Chasing Idols Away: A Masterpiece Sermon

The resource today is the New Attitude talk by pastor C. J. Mahaney. (Click the little play button next to the message entitled: "Discern Your Heart.") New Attitude is a conference held annually for Christian singles in Louisville, KY that attracts some of the best Christian speakers out there. Mohler, Dever, Piper--they all go. Anyway, the NA website contains the talks from this year's conference, and I want to encourage you to listen to C. J.'s talk. It is funny, enjoyable, and piercingly sharp. Don't skip this message because it sounds like it was given to a very young audience. It was given to a young audience, but this does not detract from its quality or its depth. Though topical due to its nature (a convention talk), it is a masterpiece of a sermon, because it is theological, understandable, and enjoyable. C. J. weaves stories, exposition, application, humor, and insight as well as anyone I have heard, and if you have found yourself struggling with idolatry recently, you will find his talk bracing. It's long, but it's terrific, and goes by very quickly.

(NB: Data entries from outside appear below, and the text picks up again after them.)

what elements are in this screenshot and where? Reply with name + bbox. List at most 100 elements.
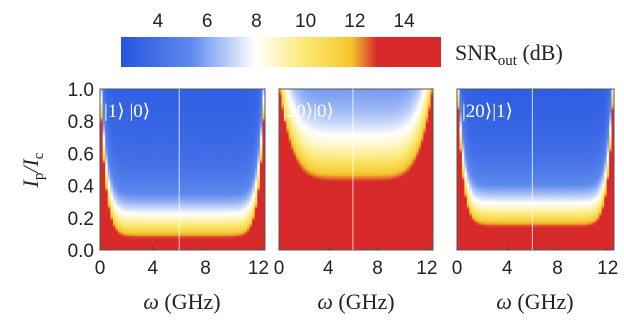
heatmap-cell [105,227,109,230]
heatmap-cell [110,132,114,136]
heatmap-cell [107,151,111,154]
heatmap-cell [174,114,178,118]
heatmap-cell [348,95,352,99]
heatmap-cell [148,164,153,168]
heatmap-cell [208,121,212,125]
heatmap-cell [249,229,253,233]
heatmap-cell [167,144,171,148]
heatmap-cell [384,98,388,102]
heatmap-cell [259,231,264,235]
heatmap-cell [244,210,248,214]
heatmap-cell [159,181,163,184]
heatmap-cell [105,114,109,118]
heatmap-cell [254,141,258,145]
heatmap-cell [100,247,104,250]
heatmap-cell [118,116,122,120]
heatmap-cell [120,208,124,212]
heatmap-cell [262,141,265,145]
heatmap-cell [281,93,285,97]
heatmap-cell [125,158,129,161]
heatmap-cell [130,89,135,92]
heatmap-cell [195,100,199,104]
heatmap-cell [244,109,248,113]
heatmap-cell [107,125,111,129]
heatmap-cell [231,151,235,154]
heatmap-cell [221,208,225,212]
heatmap-cell [125,194,129,198]
heatmap-cell [154,222,158,226]
heatmap-cell [146,197,150,200]
heatmap-cell [118,183,122,187]
heatmap-cell [164,247,168,250]
heatmap-cell [167,137,171,141]
heatmap-cell [203,141,207,145]
heatmap-cell [221,118,225,122]
heatmap-cell [169,174,173,177]
heatmap-cell [154,197,158,200]
heatmap-cell [396,91,400,95]
heatmap-cell [154,116,158,120]
heatmap-cell [368,91,372,95]
heatmap-cell [128,98,132,102]
heatmap-cell [187,238,191,242]
heatmap-cell [197,247,202,250]
heatmap-cell [197,155,202,159]
heatmap-cell [305,95,309,99]
heatmap-cell [195,148,199,152]
heatmap-cell [221,91,225,95]
heatmap-cell [159,89,163,92]
heatmap-cell [110,215,114,219]
heatmap-cell [146,160,150,164]
heatmap-cell [100,206,104,210]
heatmap-cell [148,128,153,131]
heatmap-cell [200,199,204,203]
heatmap-cell [226,206,230,210]
heatmap-cell [231,217,235,221]
heatmap-cell [123,197,127,200]
heatmap-cell [100,236,104,240]
heatmap-cell [107,222,111,226]
heatmap-cell [143,167,148,171]
heatmap-cell [197,185,202,189]
heatmap-cell [154,243,158,246]
heatmap-cell [159,247,163,250]
heatmap-cell [190,194,194,198]
heatmap-cell [358,89,362,92]
heatmap-cell [249,217,253,221]
heatmap-cell [159,98,163,102]
heatmap-cell [187,208,191,212]
heatmap-cell [174,233,178,237]
heatmap-cell [190,148,194,152]
heatmap-cell [396,89,400,92]
heatmap-cell [125,114,129,118]
heatmap-cell [115,135,119,138]
heatmap-cell [187,183,191,187]
heatmap-cell [241,95,245,99]
heatmap-cell [382,98,386,102]
heatmap-cell [172,238,176,242]
heatmap-cell [187,109,191,113]
heatmap-cell [208,174,212,177]
heatmap-cell [115,132,119,136]
heatmap-cell [213,227,217,230]
heatmap-cell [148,199,153,203]
heatmap-cell [105,125,109,129]
heatmap-cell [156,220,160,223]
heatmap-cell [123,160,127,164]
heatmap-cell [210,89,215,92]
heatmap-cell [169,185,173,189]
heatmap-cell [254,89,258,92]
heatmap-cell [182,128,186,131]
heatmap-cell [159,107,163,111]
heatmap-cell [133,128,137,131]
heatmap-cell [246,231,251,235]
heatmap-cell [213,123,217,127]
heatmap-cell [154,114,158,118]
heatmap-cell [281,95,285,99]
heatmap-cell [182,224,186,228]
heatmap-cell [246,227,251,230]
heatmap-cell [128,169,132,173]
heatmap-cell [141,128,145,131]
heatmap-cell [120,199,124,203]
heatmap-cell [100,132,104,136]
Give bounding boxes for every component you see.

Perhaps you find yourself guilty of a mistake I sometimes make. I assume that because I'm theologically educated, I don't need "basic" preaching. I don't need to hear the more elementary stuff. Well, I'm all for high-level preaching, for challenging theology and insightful exegesis, but I stand to benefit from an applicational sermon as much as anyone else. We sometimes make the mistake of thinking that once we reach a certain level of Christian maturity, we don't need applicational preaching, and we can sustain ourselves solely through more theologically challenging preaching. That is bunk. I am to be chastised for my thinking. I need application. I need a good, searching meditation on idolatry. I haven't outgrown my sin--why should I think I have outgrown a meditation on sin? As long as we sin, we need good, solid, even basic preaching that condemns our sin and exalts God's holiness. I am not saying that I want simplistic preaching, of course; but simplistic and simple are two different things entirely. Most do not benefit from simplistic. All benefit from simple.

Whether you're a pastor or a layperson, a PhD or a freshman, you will richly benefit from this talk. Don't make the error I sometimes do. Don't ever think yourself above a simple exhortation. We never will be. We need such things very much. Click on the message, and chase your idols away this weekend.


Anonymous Danny Slavich said...

Owen, thanks for this link. I'm listening to it right now.